Thursday, January 13, 2011

Tax troubles: Seems there really has been a PAYE mess up after all

Seems there has been a real glitch in the PAYE system after all - at least in so far as it relates to the taxation of pensioners who have secondary pensions in addition to the state pension.

When the PAYE debacle became apparent over the summer I wrote a piece: The PAYE tax system is now working as it should...

I stand by the explanation I gave and continue to deplore the ill-informed and sensationalist reports in the media.

However, NOW it seems that there has been a real and widespread error on the part of HMRC. The reports I have seen so far seem to simply see it as more of the same. In fact it's much more fundamental.

The latest PAYE failing is an announcement that during 2008-9 and 2009-10 state pension income was omitted from the tax codes issued to 250,000 pensioners with second pensions or other earned income. The state pension is taxable; the tax due is normally collected through the tax code used to calculate the net income from their second pension. Where insufficient tax has been paid in such cases, the Government has announced that pensioners will not be asked to pay up.
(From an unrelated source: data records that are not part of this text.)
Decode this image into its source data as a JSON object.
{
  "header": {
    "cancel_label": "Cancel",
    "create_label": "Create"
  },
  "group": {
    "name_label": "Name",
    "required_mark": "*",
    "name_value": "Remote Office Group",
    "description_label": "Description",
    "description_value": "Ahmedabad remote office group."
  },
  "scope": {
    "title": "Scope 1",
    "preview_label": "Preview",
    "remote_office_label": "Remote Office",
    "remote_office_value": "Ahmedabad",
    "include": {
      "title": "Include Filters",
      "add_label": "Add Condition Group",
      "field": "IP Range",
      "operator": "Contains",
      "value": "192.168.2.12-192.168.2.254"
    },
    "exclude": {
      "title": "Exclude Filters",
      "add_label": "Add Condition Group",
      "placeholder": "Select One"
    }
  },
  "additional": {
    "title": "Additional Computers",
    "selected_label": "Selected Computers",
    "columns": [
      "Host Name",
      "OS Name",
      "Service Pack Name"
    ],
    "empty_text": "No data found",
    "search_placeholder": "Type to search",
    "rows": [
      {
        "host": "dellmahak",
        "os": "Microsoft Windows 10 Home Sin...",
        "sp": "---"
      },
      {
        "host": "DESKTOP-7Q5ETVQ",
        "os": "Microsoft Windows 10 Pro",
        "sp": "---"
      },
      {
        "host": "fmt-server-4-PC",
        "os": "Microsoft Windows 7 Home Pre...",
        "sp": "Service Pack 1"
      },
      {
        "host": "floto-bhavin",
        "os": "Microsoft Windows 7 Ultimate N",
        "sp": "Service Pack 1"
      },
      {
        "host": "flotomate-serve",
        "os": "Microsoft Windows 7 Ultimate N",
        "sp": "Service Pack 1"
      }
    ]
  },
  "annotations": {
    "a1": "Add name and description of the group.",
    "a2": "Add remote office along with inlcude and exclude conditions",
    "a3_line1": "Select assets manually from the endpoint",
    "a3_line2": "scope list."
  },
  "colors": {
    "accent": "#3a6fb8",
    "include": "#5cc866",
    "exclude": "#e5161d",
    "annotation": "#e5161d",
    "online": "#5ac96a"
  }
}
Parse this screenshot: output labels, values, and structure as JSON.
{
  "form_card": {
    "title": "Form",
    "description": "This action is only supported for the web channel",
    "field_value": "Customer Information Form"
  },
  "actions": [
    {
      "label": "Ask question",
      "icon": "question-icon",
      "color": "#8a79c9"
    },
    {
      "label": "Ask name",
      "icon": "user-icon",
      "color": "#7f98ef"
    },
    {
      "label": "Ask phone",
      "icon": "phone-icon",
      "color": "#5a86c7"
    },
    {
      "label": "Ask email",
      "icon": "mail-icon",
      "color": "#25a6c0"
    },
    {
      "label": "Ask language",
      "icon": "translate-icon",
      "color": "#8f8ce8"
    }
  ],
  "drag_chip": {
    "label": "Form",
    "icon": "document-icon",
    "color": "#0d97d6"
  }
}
This error may well be a symptom of the staff cutbacks imposed on HMRC by the previous Government. To reduce the burden on the remaining staff, HMRC started to write to taxpayers on PAYE saying that they need no longer file tax returns. This was welcomed by those who saw it as a chore. Accountants anticipated that it would mean that some taxpayers would miss out on tax repayments as no one would be checking whether they had under or over paid tax. What also seems to have happened is that someone somewhere in HMRC didn't programme the computer to include the state pension in PAYE codes for pensioners who no longer filed tax returns. Whoops!